Comment 13 Luya Tshimbalanga 2017-01-29 19:39:44 UTC
Upstream provided the fix which needs more testing. Using the above update in combination scratch build from OpenImageIO allows LuxRender to run on non-Intel system.

$ luxrender
[Lux 2017-Jan-29 11:38:38 INFO : 0] Lux version 1.6.0  Build 0 of Nov 24 2016 at 02:51:55
[Lux 2017-Jan-29 11:38:38 INFO : 0] Threads: 4

Comment 14 Fedora Update System 2017-01-31 02:51:38 UTC
embree-2.13.0-3.fc24 has been pushed to the Fedora 24 testing repository.
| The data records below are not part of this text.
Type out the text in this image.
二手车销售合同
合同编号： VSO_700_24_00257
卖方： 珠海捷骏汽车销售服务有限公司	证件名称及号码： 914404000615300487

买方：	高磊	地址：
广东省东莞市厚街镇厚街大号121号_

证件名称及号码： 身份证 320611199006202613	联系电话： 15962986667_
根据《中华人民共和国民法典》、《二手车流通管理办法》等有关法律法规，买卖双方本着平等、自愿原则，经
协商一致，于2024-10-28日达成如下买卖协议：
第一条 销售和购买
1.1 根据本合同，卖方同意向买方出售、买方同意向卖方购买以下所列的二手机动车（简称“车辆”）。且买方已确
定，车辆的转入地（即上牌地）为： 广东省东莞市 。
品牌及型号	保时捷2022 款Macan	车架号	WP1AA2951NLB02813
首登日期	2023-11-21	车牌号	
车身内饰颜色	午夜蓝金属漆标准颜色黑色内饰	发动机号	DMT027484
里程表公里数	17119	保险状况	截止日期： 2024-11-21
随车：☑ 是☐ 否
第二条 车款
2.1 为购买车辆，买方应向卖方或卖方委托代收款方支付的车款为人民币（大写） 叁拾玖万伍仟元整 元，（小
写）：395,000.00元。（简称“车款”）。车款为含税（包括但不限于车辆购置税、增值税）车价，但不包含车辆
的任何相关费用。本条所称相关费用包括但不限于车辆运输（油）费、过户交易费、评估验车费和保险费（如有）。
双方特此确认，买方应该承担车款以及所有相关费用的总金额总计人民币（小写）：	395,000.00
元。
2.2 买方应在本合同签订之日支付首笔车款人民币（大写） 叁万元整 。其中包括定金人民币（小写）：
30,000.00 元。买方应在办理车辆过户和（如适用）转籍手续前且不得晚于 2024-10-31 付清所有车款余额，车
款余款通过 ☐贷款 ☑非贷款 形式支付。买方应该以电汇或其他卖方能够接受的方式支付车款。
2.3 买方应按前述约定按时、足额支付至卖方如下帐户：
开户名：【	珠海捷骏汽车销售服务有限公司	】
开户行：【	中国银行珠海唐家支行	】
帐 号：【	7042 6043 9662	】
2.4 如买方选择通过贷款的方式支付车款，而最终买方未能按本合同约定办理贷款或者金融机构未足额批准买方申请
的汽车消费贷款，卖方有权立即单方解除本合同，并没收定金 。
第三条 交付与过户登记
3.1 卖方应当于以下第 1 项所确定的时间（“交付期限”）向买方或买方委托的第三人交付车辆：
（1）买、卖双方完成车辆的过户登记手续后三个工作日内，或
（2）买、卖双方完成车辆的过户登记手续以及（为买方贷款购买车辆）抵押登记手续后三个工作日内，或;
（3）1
If problems still persist, please make note of it in this bug report.
See https://fedoraproject.org/wiki/QA:Updates_Testing for
instructions on how to install test updates.
You can provide feedback for this update here: https://bodhi.fedoraproject.org/updates/FEDORA-2017-909967fb02

Comment 15 Fedora Update System 2017-01-31 03:51:15 UTC
embree-2.13.0-3.fc25 has been pushed to the Fedora 25 testing repository. If problems still persist, please make note of it in this bug report.
See https://fedoraproject.org/wiki/QA:Updates_Testing for
instructions on how to install test updates.
You can provide feedback for this update here: https://bodhi.fedoraproject.org/updates/FEDORA-2017-d4ebfe8fa5

Comment 16 Fedora Update System 2017-02-07 22:18:54 UTC
embree-2.13.0-3.fc24 has been pushed to the Fedora 24 stable repository. If problems still persist, please make note of it in this bug report.

Comment 17 Fedora Update System 2017-02-08 01:50:58 UTC
embree-2.13.0-3.fc25 has been pushed to the Fedora 25 stable repository. If problems still persist, please make note of it in this bug report.